Here are some of the top benefits of living an authentic life.
1. Greater self-confidence
To live an authentic life has a significant effect on your self-confidence. You like yourself more, you trust your judgment, you acknowledge and work with your own unique set of skills and talents, and you make better choices that align with how you want to be.
2. More respect
As your confidence grows, you’ll inspire respect in others as they see you living in your truth. Everyone wants someone to look up to, and people recognize and respect authenticity. You’ll find yourself being a role model for others.
3. Greater trust
When people see you living in alignment with your values, see you being straightforwardly yourself, their trust in you will soar. And trustworthy people make great leaders. If you become known for being honest and trustworthy, you’re more likely to be promoted or given opportunities.
4. Better health
Living in alignment means you’re much more likely to take care of yourself, you’ll prioritize self-care, rest and balance. Researchers found that people committed to living an authentic life were more likely to eat healthy foods, exercise and get regular physical exams. Being your authentic self also sets you up for better mental health as you are calmer, less conflicted and are generally all around happier!
5. Greater resilience
People who are at peace with their true selves are much more resilient when it comes to dealing with life’s ups and downs. They deal better with stress, which in turn has great benefits for their physical health. They don’t spend their lives in the cortisol soup that comes from being highly stressed.
6. Better relationships
Being authentic leads to better relationships because you’re not pretending to be someone else. You can be honest and straightforward about who you are and what you value, without fear of being judged. You’re also better at managing boundaries and less judgmental of your partner.
And ultimately, living an authentic life means that when you come to the end of your natural life, there shouldn’t be any regrets! You’ve probably seen those lists of top regrets of the dying and resolved not to be one of those people. Start now by choosing to live authentically. Choose to be authentic and choose to be happy!
To put yourself first is very empowering. Think
back on a time when you've taken a stand or done something to change
your situation instead of complaining about it. I bet your confidence
went through the roof once you started talking action.

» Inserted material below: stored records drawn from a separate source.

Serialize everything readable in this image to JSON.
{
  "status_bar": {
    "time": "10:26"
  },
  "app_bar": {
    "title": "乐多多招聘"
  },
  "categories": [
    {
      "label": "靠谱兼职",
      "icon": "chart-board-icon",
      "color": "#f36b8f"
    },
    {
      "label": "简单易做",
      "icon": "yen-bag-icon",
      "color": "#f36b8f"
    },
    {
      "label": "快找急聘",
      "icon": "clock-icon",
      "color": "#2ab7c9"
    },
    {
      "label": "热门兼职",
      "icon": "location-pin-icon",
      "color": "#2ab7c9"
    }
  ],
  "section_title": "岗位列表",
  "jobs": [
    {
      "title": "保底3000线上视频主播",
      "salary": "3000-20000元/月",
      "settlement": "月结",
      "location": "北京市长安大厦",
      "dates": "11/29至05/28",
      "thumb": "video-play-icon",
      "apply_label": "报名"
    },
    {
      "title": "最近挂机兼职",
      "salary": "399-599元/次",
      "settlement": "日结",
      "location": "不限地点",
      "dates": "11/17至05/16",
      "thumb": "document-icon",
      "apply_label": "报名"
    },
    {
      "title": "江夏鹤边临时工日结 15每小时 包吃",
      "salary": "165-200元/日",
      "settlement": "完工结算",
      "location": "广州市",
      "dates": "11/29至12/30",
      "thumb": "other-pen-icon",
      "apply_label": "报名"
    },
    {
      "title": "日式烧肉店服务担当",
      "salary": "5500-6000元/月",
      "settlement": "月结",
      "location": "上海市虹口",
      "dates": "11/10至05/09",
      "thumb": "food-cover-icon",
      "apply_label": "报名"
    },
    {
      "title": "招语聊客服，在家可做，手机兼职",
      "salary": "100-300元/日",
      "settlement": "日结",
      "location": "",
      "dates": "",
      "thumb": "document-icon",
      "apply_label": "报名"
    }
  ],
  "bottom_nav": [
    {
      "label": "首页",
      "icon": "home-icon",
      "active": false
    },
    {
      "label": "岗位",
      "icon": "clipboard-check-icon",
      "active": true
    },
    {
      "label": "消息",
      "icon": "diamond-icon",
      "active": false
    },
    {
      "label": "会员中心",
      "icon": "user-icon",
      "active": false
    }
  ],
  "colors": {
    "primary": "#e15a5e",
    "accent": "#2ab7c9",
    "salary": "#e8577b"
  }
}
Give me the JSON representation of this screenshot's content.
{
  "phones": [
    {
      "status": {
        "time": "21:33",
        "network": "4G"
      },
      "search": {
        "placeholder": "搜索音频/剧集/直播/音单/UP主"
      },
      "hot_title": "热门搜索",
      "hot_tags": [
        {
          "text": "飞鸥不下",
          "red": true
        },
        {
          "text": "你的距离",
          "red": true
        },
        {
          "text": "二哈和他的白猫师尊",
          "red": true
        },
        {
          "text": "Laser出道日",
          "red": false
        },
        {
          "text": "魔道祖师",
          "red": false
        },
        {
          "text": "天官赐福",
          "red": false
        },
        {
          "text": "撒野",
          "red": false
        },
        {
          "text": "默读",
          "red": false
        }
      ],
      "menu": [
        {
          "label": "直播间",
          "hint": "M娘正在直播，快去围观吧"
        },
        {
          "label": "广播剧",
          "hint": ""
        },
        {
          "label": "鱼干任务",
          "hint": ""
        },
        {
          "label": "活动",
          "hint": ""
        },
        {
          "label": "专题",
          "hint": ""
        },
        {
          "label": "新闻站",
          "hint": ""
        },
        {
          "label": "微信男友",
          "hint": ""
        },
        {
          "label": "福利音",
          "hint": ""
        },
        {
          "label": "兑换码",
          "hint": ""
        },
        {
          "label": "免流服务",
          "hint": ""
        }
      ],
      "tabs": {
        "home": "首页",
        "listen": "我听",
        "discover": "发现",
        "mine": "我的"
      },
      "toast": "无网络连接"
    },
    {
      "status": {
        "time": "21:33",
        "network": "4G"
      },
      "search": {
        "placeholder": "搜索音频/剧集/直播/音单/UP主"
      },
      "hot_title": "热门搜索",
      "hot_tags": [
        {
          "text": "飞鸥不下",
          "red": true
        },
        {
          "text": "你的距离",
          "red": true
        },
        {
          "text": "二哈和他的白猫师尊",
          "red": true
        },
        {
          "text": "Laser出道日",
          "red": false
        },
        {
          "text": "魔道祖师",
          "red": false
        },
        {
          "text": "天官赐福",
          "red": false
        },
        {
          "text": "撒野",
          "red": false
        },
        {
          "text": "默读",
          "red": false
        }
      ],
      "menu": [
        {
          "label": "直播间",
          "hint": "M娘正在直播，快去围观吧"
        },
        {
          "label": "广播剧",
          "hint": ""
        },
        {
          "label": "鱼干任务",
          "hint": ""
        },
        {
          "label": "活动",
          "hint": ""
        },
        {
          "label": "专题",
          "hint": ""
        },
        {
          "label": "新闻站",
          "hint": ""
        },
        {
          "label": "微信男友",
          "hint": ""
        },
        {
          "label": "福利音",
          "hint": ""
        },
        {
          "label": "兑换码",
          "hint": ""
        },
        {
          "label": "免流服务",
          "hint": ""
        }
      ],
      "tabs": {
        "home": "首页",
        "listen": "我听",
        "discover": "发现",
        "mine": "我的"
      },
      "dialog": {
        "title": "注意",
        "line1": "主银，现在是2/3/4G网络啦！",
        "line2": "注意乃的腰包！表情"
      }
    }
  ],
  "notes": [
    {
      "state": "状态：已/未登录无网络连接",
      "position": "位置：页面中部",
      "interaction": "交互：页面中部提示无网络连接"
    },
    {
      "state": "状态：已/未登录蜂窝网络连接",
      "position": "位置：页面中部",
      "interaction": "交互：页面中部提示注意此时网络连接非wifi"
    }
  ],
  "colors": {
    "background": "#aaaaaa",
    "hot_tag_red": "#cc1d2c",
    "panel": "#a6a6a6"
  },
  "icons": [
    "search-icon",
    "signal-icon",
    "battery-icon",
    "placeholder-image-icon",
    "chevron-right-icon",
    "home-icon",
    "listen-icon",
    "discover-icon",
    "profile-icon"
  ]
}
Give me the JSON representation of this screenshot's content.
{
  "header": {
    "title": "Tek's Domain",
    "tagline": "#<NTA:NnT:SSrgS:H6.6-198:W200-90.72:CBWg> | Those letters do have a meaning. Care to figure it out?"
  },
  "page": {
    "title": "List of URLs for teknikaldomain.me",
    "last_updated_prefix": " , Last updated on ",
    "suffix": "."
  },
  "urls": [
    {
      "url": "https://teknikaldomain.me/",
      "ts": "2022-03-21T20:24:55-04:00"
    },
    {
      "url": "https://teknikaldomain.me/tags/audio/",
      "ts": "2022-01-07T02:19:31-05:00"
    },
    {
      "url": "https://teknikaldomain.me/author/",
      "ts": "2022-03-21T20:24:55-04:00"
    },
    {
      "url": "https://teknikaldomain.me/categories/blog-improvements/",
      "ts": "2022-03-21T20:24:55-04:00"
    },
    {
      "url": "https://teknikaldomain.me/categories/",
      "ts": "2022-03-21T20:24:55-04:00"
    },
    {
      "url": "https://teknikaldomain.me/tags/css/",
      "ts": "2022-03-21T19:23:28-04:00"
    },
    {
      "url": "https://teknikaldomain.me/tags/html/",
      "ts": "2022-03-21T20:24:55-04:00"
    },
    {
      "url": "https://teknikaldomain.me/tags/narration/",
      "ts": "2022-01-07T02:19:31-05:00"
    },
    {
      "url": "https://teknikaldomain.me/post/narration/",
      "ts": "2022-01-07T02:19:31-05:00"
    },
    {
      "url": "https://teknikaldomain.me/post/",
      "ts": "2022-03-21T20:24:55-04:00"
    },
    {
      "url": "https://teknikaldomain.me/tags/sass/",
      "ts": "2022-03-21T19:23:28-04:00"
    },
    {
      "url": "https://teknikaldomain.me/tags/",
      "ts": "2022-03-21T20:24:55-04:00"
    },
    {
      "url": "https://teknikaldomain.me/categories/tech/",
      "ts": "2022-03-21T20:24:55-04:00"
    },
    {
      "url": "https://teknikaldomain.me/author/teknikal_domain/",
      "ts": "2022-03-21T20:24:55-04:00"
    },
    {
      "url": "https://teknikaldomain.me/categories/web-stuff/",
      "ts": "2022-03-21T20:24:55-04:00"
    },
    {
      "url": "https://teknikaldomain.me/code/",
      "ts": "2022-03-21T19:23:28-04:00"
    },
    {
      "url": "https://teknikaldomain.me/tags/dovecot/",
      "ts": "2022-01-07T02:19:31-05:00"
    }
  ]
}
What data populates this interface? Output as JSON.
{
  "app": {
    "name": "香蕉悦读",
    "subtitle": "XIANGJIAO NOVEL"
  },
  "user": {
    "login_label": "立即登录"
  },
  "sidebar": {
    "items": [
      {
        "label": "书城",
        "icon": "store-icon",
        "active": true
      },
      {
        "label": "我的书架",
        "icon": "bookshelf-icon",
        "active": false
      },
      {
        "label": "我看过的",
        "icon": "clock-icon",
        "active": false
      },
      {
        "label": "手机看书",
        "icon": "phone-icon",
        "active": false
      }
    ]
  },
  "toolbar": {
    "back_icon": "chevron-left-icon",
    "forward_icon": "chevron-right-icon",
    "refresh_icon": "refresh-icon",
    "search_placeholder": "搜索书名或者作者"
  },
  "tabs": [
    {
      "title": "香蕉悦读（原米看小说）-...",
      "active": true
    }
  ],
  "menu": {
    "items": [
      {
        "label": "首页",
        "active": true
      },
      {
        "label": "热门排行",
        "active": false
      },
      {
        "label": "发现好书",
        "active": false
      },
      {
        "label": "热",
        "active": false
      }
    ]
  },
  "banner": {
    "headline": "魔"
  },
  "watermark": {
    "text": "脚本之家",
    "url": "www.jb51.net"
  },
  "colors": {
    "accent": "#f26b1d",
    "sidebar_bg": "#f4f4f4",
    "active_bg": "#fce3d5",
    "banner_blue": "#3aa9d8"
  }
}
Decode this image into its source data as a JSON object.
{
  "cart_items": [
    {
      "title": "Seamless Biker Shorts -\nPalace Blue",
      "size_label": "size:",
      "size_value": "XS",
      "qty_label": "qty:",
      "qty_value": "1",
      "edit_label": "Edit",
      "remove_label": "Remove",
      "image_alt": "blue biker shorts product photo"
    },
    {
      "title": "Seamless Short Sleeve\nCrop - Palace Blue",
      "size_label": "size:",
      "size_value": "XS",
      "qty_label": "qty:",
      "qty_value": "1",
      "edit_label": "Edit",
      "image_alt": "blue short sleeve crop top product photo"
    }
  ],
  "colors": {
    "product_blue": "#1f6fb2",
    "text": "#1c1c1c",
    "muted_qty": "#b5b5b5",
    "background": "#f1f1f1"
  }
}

here on out, I want you to think of complaining as a clue to take
action. When you hear yourself complain about something, or when you
start thinking about complaining, stop and ask yourself what you can do
about it. What can you do to change and improve the situation? Not only
is it much more productive use of your time and energy than whining and
complaining, it is also a great way to build your courage and self-confidence and put yourself first.